Nazi guards had abandoned the camp in order to escape capture as the Allied forces closed in. They left the prisoners who, due to neglect, cruelty and poor conditions, were already dying of starvation and infectious diseases with no food, water supply nor basic sanitation. The British army division’s initial task was to restore the water supply, feed safely people suffering from malnutrition, reduce the high mortality rate, curb the spread of infectious disease and manage the burial of the dead. The media who followed the army into the camp brought home the full horror of Bergen-Belsen exposing to the British public the images and footage of an unprecedented crime of mass murder. The Belsen images have lingered on in cultural consciousness ever since and become emblematic of Nazi tyranny.

UCL’s Centre for Holocaust Education has collaborated with The Holocaust Educational Trust on a special government-funded project to mark the anniversary in schools. The project, Belsen75, has led site visits to Bergen-Belsen for hundreds of teachers and students across the country discovering the significance of the liberation from the space itself. It also hosts a website which provides teachers with free, easily downloadable online lesson plans, assembly kits, ideas for legacy projects and resources to support teachers host online lessons /tutor group sessions and delivering whole school assemblies to mark the anniversary and reflect on the significance of this history. All these materials can easily be used for teaching online.

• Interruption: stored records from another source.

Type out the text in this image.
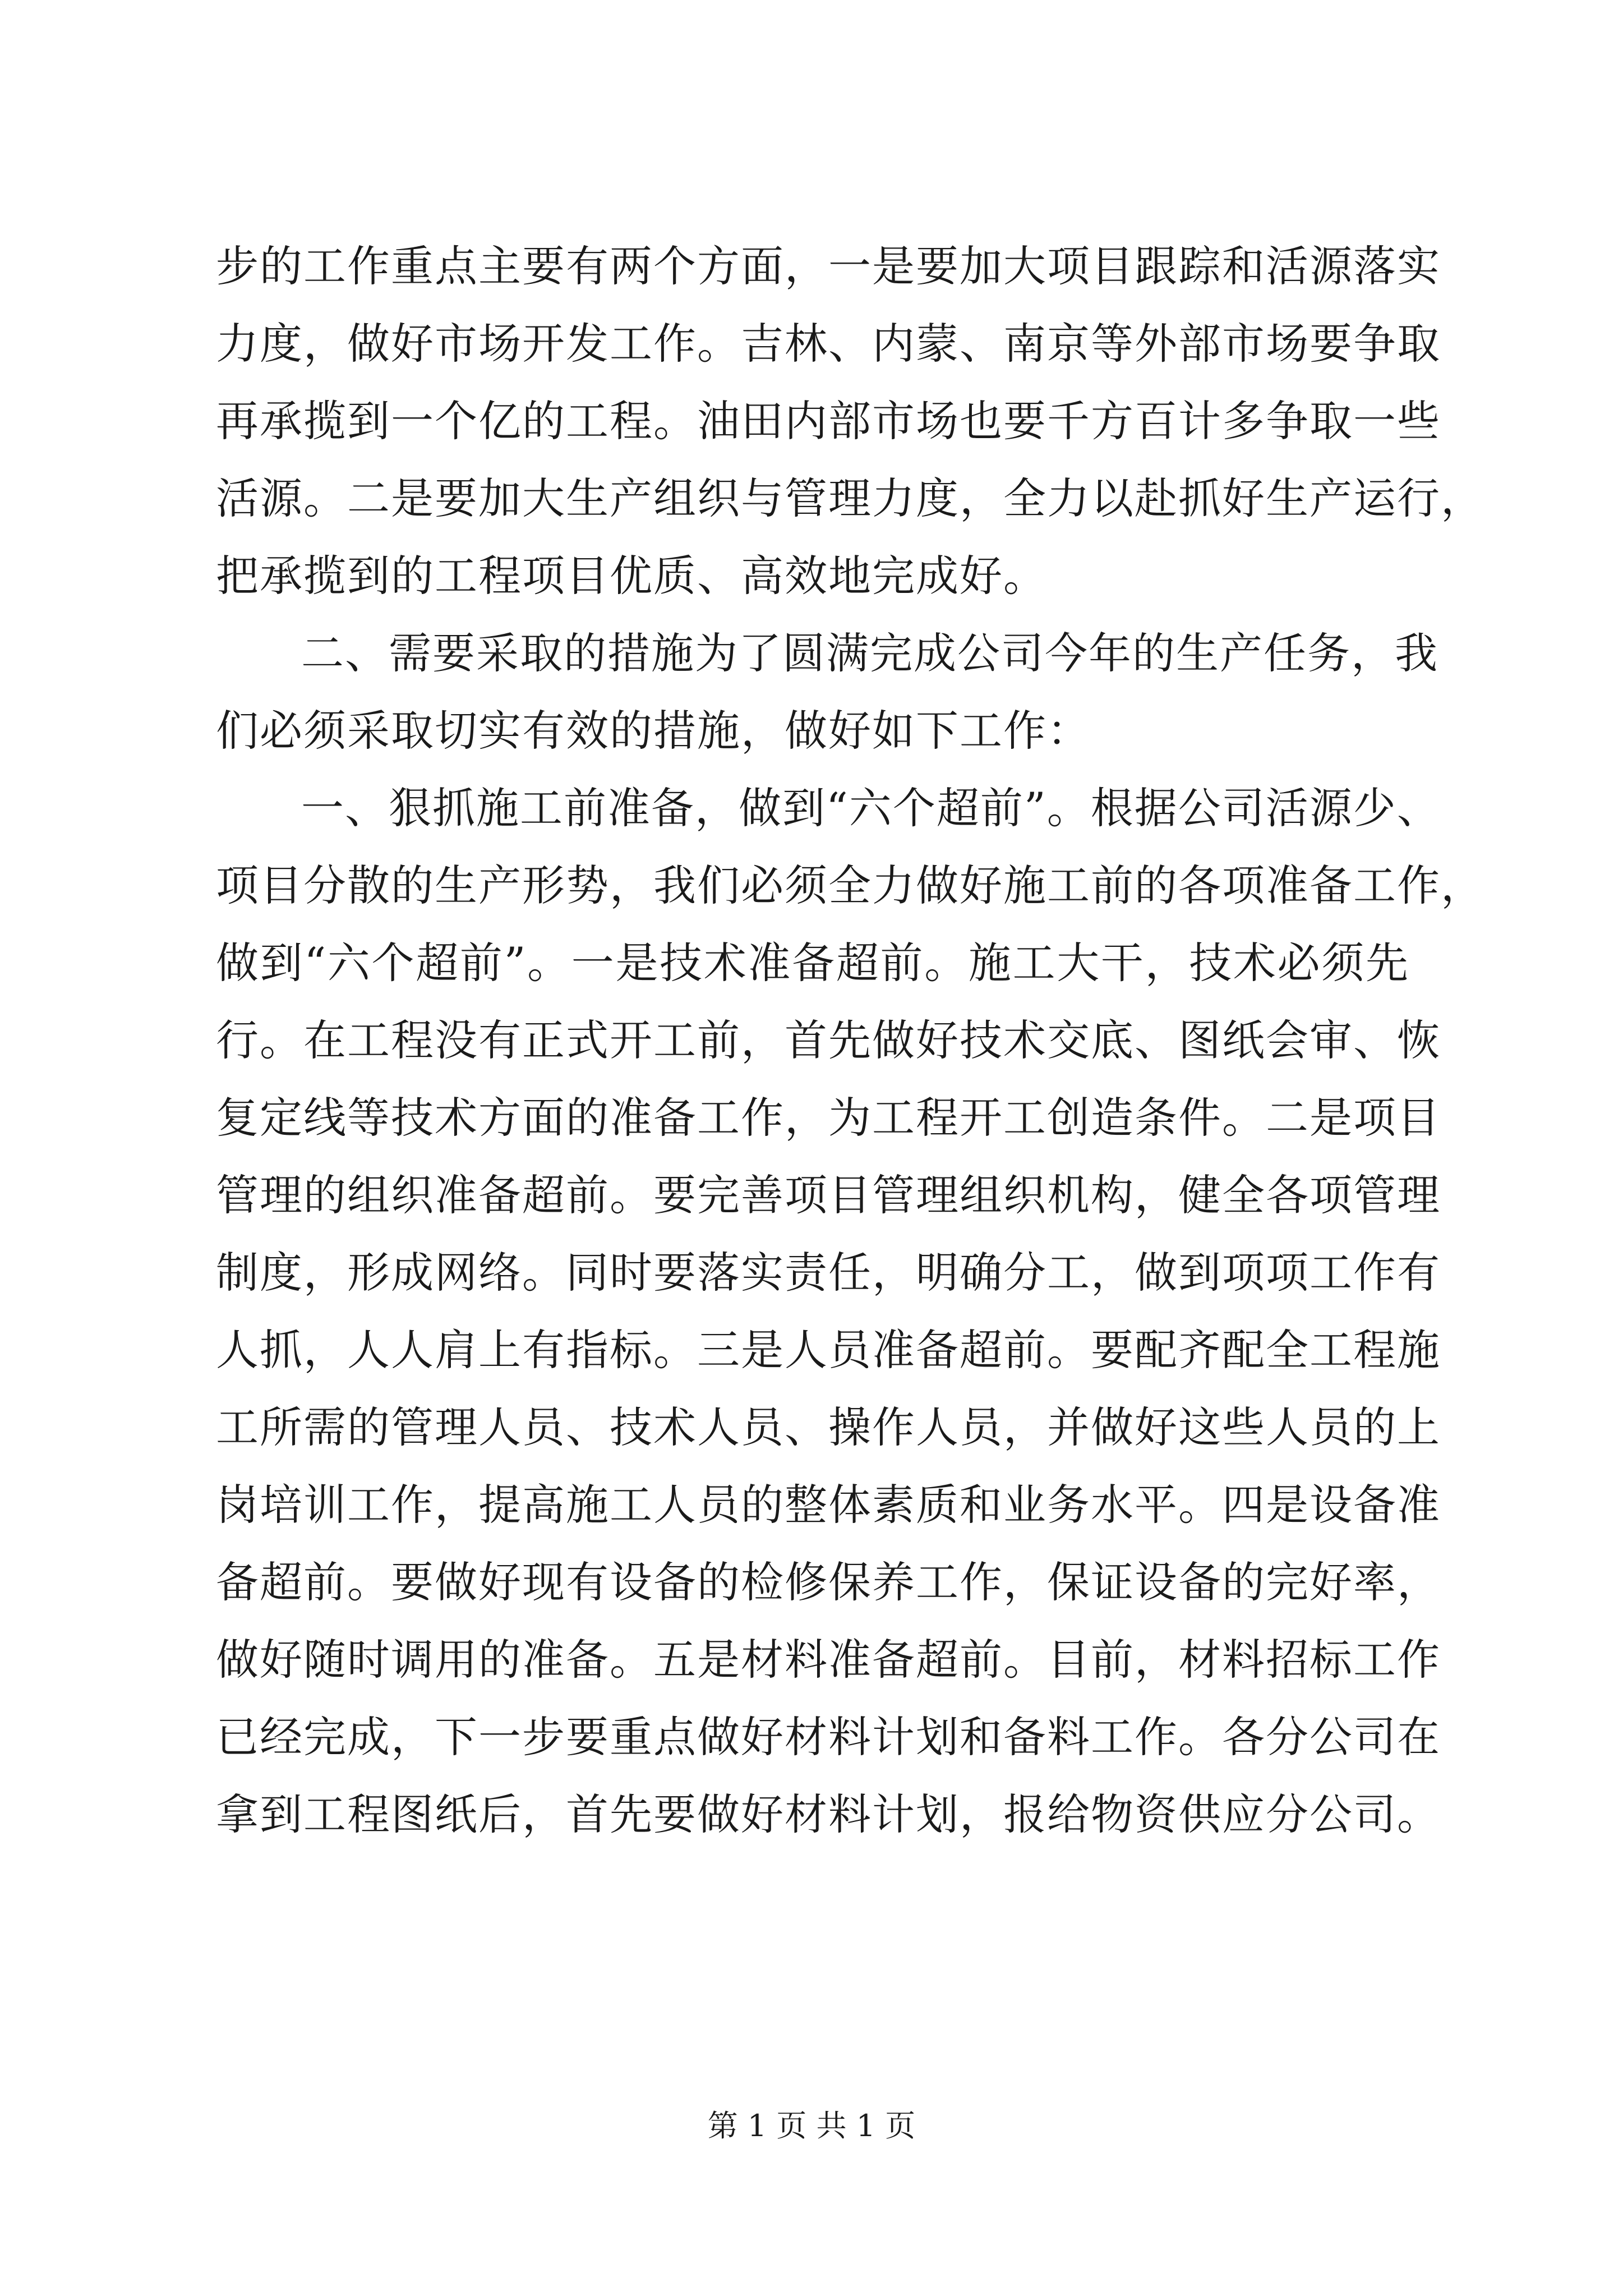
步的工作重点主要有两个方面，一是要加大项目跟踪和活源落实
力度，做好市场开发工作。吉林、内蒙、南京等外部市场要争取
再承揽到一个亿的工程。油田内部市场也要千方百计多争取一些
活源。二是要加大生产组织与管理力度，全力以赴抓好生产运行，
把承揽到的工程项目优质、高效地完成好。
二、需要采取的措施为了圆满完成公司今年的生产任务，我
们必须采取切实有效的措施，做好如下工作：
一、狠抓施工前准备，做到“六个超前”。根据公司活源少、
项目分散的生产形势，我们必须全力做好施工前的各项准备工作，
做到“六个超前”。一是技术准备超前。施工大干，技术必须先
行。在工程没有正式开工前，首先做好技术交底、图纸会审、恢
复定线等技术方面的准备工作，为工程开工创造条件。二是项目
管理的组织准备超前。要完善项目管理组织机构，健全各项管理
制度，形成网络。同时要落实责任，明确分工，做到项项工作有
人抓，人人肩上有指标。三是人员准备超前。要配齐配全工程施
工所需的管理人员、技术人员、操作人员，并做好这些人员的上
岗培训工作，提高施工人员的整体素质和业务水平。四是设备准
备超前。要做好现有设备的检修保养工作，保证设备的完好率，
做好随时调用的准备。五是材料准备超前。目前，材料招标工作
已经完成，下一步要重点做好材料计划和备料工作。各分公司在
拿到工程图纸后，首先要做好材料计划，报给物资供应分公司。
第 1 页 共 1 页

One of the resources is a five minute film featuring Belsen survivors Mala Tribich and Susan Pollock. Now approaching their 90th birthdays. Both were just 14-year-old girls when they were liberated. They were also both dying of typhus. Susan speaks of the British arriving ‘finally’, in the nick of time, and the tender way a British soldier found her and saved her from almost certain death. She recalls how she met the soldier again sometime after the war at which point, she asked him: ‘What put that goodness into your heart that you picked me up so gently?’ Mala states that the soldiers appeared  ‘..like a miracle..’ and that it was the compassion of the young soldiers that not only brought them back to life but restored their humanness.

Holding hands, Belsen image

Britain’s response to the Holocaust is of course a complex one and it is important to consider what Britain did or didn’t know, should and shouldn’t have done. But there can be little doubt that those British soldiers who came upon Bergen-Belsen 75 years ago, acted with great care and compassion. Together with the medical corps’ doctors, nurses, medical student volunteers and chaplains they set about a relief effort, the likes of which had not been confronted ever before. Many of these servicemen and women knowingly risked their own lives to treat the Bergen-Belsen survivors who were fighting for their life from typhus which spreads quickly through lice infestation. Despite the efforts of the relief workers, thousands of the people found alive at liberation continued to die in the weeks and months that followed, such was the extent of their weakened condition.

Whilst it is neither useful nor appropriate to draw parallels between the horrors of the Holocaust and the threat we find ourselves in today, the actions of human beings to put themselves at risk in order to preserve life resonates and is inspirational. NHS medical and auxiliary staff such as Mala’s grandson, who works as a junior hospital doctor caring for Covid-19 patients, nurses, clinicians, the British army supporting paramedic teams and other front-line workers do their job with courage and strength.

It is these examples, past and present, which give us optimism to face the future with positivity and hope just as Mala and Susan have done since the day they were liberated 75 years ago.

Ruth-Anne Lenga is Programme Director, UCL Centre for Holocaust Education.